Development and evaluation of a whole cell 3d and 2d kinetochore position algorithm and analyzing the role of hset, cenp-e, and kid in chromosome congression

Chromosome congression and segregation are two key events during mitosis. Congression involves the movement of chromosomes to the spindle equator, and this movement is coordinated by the attachment of microtubules to the chromosomes. Although there are several congression mechanisms that have been proposed, mechanistic details of these proposed mechanisms remain incomplete. Generally, congression represents a fast-paced and highly regulated event that takes approximately 10 min in human cells.
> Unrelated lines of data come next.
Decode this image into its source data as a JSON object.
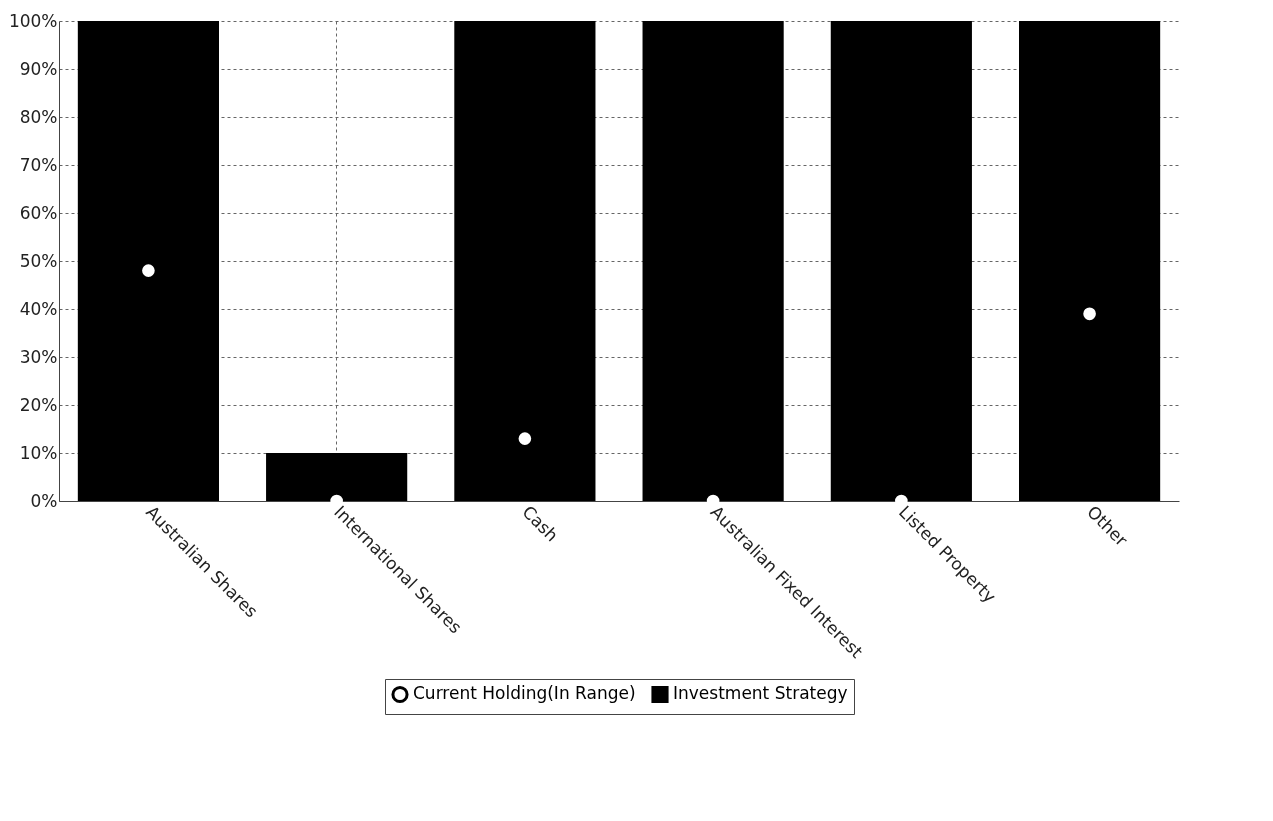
{
  "chart_data": {
    "type": "bar",
    "categories": [
      "Australian Shares",
      "International Shares",
      "Cash",
      "Australian Fixed Interest",
      "Listed Property",
      "Other"
    ],
    "series": [
      {
        "name": "Current Holding(In Range)",
        "type": "scatter",
        "color": "#ffffff",
        "values": [
          48,
          0,
          13,
          0,
          0,
          39
        ]
      },
      {
        "name": "Investment Strategy",
        "color": "#000000",
        "values": [
          100,
          10,
          100,
          100,
          100,
          100
        ]
      }
    ],
    "ylim": [
      0,
      100
    ],
    "yticks": [
      {
        "value": 0,
        "label": "0%"
      },
      {
        "value": 10,
        "label": "10%"
      },
      {
        "value": 20,
        "label": "20%"
      },
      {
        "value": 30,
        "label": "30%"
      },
      {
        "value": 40,
        "label": "40%"
      },
      {
        "value": 50,
        "label": "50%"
      },
      {
        "value": 60,
        "label": "60%"
      },
      {
        "value": 70,
        "label": "70%"
      },
      {
        "value": 80,
        "label": "80%"
      },
      {
        "value": 90,
        "label": "90%"
      },
      {
        "value": 100,
        "label": "100%"
      }
    ],
    "grid": true,
    "legend": "bottom",
    "marker": "circle"
  }
}
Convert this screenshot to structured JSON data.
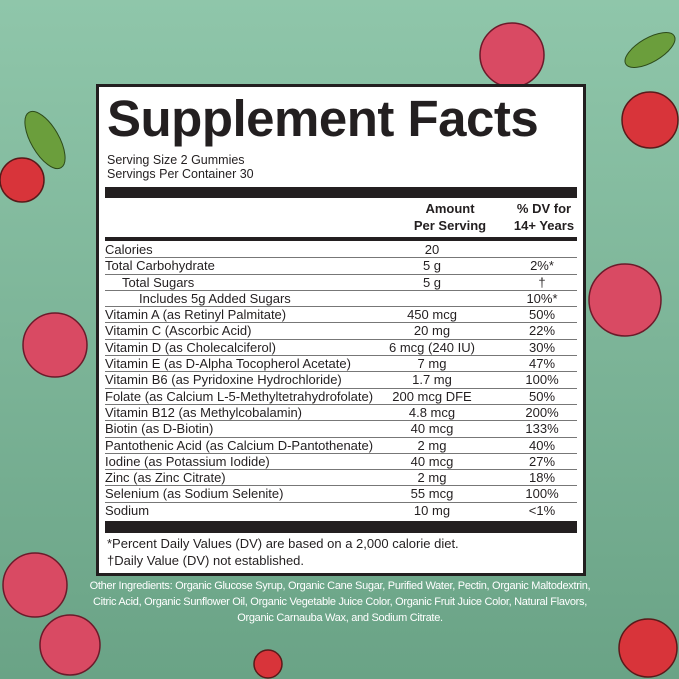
{
  "label": {
    "title": "Supplement Facts",
    "serving_size": "Serving Size 2 Gummies",
    "servings_per_container": "Servings Per Container 30",
    "header": {
      "amount": "Amount",
      "per_serving": "Per Serving",
      "dv": "% DV for",
      "years": "14+ Years"
    },
    "rows": [
      {
        "name": "Calories",
        "amount": "20",
        "dv": ""
      },
      {
        "name": "Total Carbohydrate",
        "amount": "5 g",
        "dv": "2%*"
      },
      {
        "name": "Total Sugars",
        "amount": "5 g",
        "dv": "†",
        "indent": 1
      },
      {
        "name": "Includes 5g Added Sugars",
        "amount": "",
        "dv": "10%*",
        "indent": 2
      },
      {
        "name": "Vitamin A (as Retinyl Palmitate)",
        "amount": "450 mcg",
        "dv": "50%"
      },
      {
        "name": "Vitamin C (Ascorbic Acid)",
        "amount": "20 mg",
        "dv": "22%"
      },
      {
        "name": "Vitamin D (as Cholecalciferol)",
        "amount": "6 mcg (240 IU)",
        "dv": "30%"
      },
      {
        "name": "Vitamin E (as D-Alpha Tocopherol Acetate)",
        "amount": "7 mg",
        "dv": "47%"
      },
      {
        "name": "Vitamin B6 (as Pyridoxine Hydrochloride)",
        "amount": "1.7 mg",
        "dv": "100%"
      },
      {
        "name": "Folate (as Calcium L-5-Methyltetrahydrofolate)",
        "amount": "200 mcg DFE",
        "dv": "50%"
      },
      {
        "name": "Vitamin B12 (as Methylcobalamin)",
        "amount": "4.8 mcg",
        "dv": "200%"
      },
      {
        "name": "Biotin (as D-Biotin)",
        "amount": "40 mcg",
        "dv": "133%"
      },
      {
        "name": "Pantothenic Acid (as Calcium D-Pantothenate)",
        "amount": "2 mg",
        "dv": "40%"
      },
      {
        "name": "Iodine (as Potassium Iodide)",
        "amount": "40 mcg",
        "dv": "27%"
      },
      {
        "name": "Zinc (as Zinc Citrate)",
        "amount": "2 mg",
        "dv": "18%"
      },
      {
        "name": "Selenium (as Sodium Selenite)",
        "amount": "55 mcg",
        "dv": "100%"
      },
      {
        "name": "Sodium",
        "amount": "10 mg",
        "dv": "<1%"
      }
    ],
    "footnote_1": "*Percent Daily Values (DV) are based on a 2,000 calorie diet.",
    "footnote_2": "†Daily Value (DV) not established."
  },
  "other_ingredients": "Other Ingredients: Organic Glucose Syrup, Organic Cane Sugar, Purified Water, Pectin, Organic Maltodextrin, Citric Acid, Organic Sunflower Oil, Organic Vegetable Juice Color, Organic Fruit Juice Color, Natural Flavors, Organic Carnauba Wax, and Sodium Citrate.",
  "colors": {
    "background": "#7db597",
    "cherry": "#d8343a",
    "raspberry": "#d94a63",
    "ink": "#231f20"
  }
}
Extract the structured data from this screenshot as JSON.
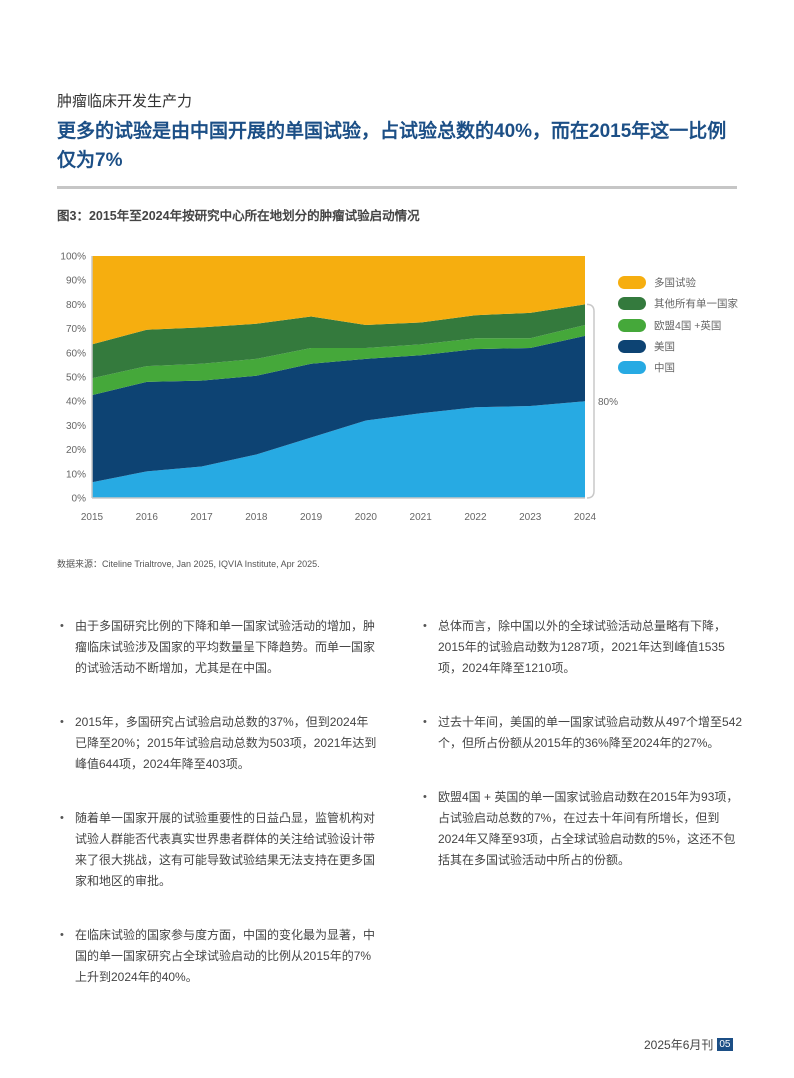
{
  "section_label": "肿瘤临床开发生产力",
  "headline": "更多的试验是由中国开展的单国试验，占试验总数的40%，而在2015年这一比例仅为7%",
  "figure_title": "图3：2015年至2024年按研究中心所在地划分的肿瘤试验启动情况",
  "chart_data": {
    "type": "area",
    "stacked": true,
    "normalized": true,
    "x": [
      "2015",
      "2016",
      "2017",
      "2018",
      "2019",
      "2020",
      "2021",
      "2022",
      "2023",
      "2024"
    ],
    "y_ticks": [
      "0%",
      "10%",
      "20%",
      "30%",
      "40%",
      "50%",
      "60%",
      "70%",
      "80%",
      "90%",
      "100%"
    ],
    "ylim": [
      0,
      100
    ],
    "grid": false,
    "legend_position": "right",
    "series": [
      {
        "name": "中国",
        "color": "#27aae3",
        "values": [
          6.5,
          11,
          13,
          18,
          25,
          32,
          35,
          37.5,
          38,
          40
        ]
      },
      {
        "name": "美国",
        "color": "#0d4373",
        "values": [
          36,
          37,
          35.5,
          32.5,
          30.5,
          25.5,
          24,
          24,
          24,
          27
        ]
      },
      {
        "name": "欧盟4国 +英国",
        "color": "#45a83a",
        "values": [
          7,
          6.5,
          7,
          7,
          6.5,
          4.5,
          4.5,
          4.5,
          4,
          4.5
        ]
      },
      {
        "name": "其他所有单一国家",
        "color": "#347a3d",
        "values": [
          14,
          15,
          15,
          14.5,
          13,
          9.5,
          9,
          9.5,
          10.5,
          8.5
        ]
      },
      {
        "name": "多国试验",
        "color": "#f6ae0f",
        "values": [
          36.5,
          30.5,
          29.5,
          28,
          25,
          28.5,
          27.5,
          24.5,
          23.5,
          20
        ]
      }
    ],
    "legend_order": [
      "多国试验",
      "其他所有单一国家",
      "欧盟4国 +英国",
      "美国",
      "中国"
    ],
    "annotation": {
      "label": "80%",
      "bracket_range": [
        0,
        80
      ]
    }
  },
  "source": "数据来源：Citeline Trialtrove, Jan 2025, IQVIA Institute, Apr 2025.",
  "bullets_left": [
    "由于多国研究比例的下降和单一国家试验活动的增加，肿瘤临床试验涉及国家的平均数量呈下降趋势。而单一国家的试验活动不断增加，尤其是在中国。",
    "2015年，多国研究占试验启动总数的37%，但到2024年已降至20%；2015年试验启动总数为503项，2021年达到峰值644项，2024年降至403项。",
    "随着单一国家开展的试验重要性的日益凸显，监管机构对试验人群能否代表真实世界患者群体的关注给试验设计带来了很大挑战，这有可能导致试验结果无法支持在更多国家和地区的审批。",
    "在临床试验的国家参与度方面，中国的变化最为显著，中国的单一国家研究占全球试验启动的比例从2015年的7%上升到2024年的40%。"
  ],
  "bullets_right": [
    "总体而言，除中国以外的全球试验活动总量略有下降，2015年的试验启动数为1287项，2021年达到峰值1535项，2024年降至1210项。",
    "过去十年间，美国的单一国家试验启动数从497个增至542个，但所占份额从2015年的36%降至2024年的27%。",
    "欧盟4国 + 英国的单一国家试验启动数在2015年为93项，占试验启动总数的7%，在过去十年间有所增长，但到2024年又降至93项，占全球试验启动数的5%，这还不包括其在多国试验活动中所占的份额。"
  ],
  "bullet_char": "•",
  "footer": {
    "issue": "2025年6月刊",
    "page": "05"
  }
}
To better understand the mechanisms involved, a kinetochore position algorithm has been developed using Imaris software. To evaluate the ability of this algorithm to detect kinetochore positions, hNuf2- and Cenp-E-targeted siRNA were transfected into HeLa cells and the resulting kinetochore positions were detected and analyzed. To investigate the roles of HSET, Cenp-E, and Kid motor proteins during congression, individual or combined RNAi targeting of the corresponding genes were performed. The role of Cenp-E in K-fiber independent kinetochore positioning was analyzed. In these studies, Cenp-E, K-fibers, and end-on attachments were absent and HSET was present, and congression still occurred in bipolar spindles. Additional studies will be needed to further elucidate the mechanistic details and proteins that mediate congression. However, it is apparent that redundant congression mechanisms exist in order to ensure that this critical event can occur without errors to ensure the survival of an organism.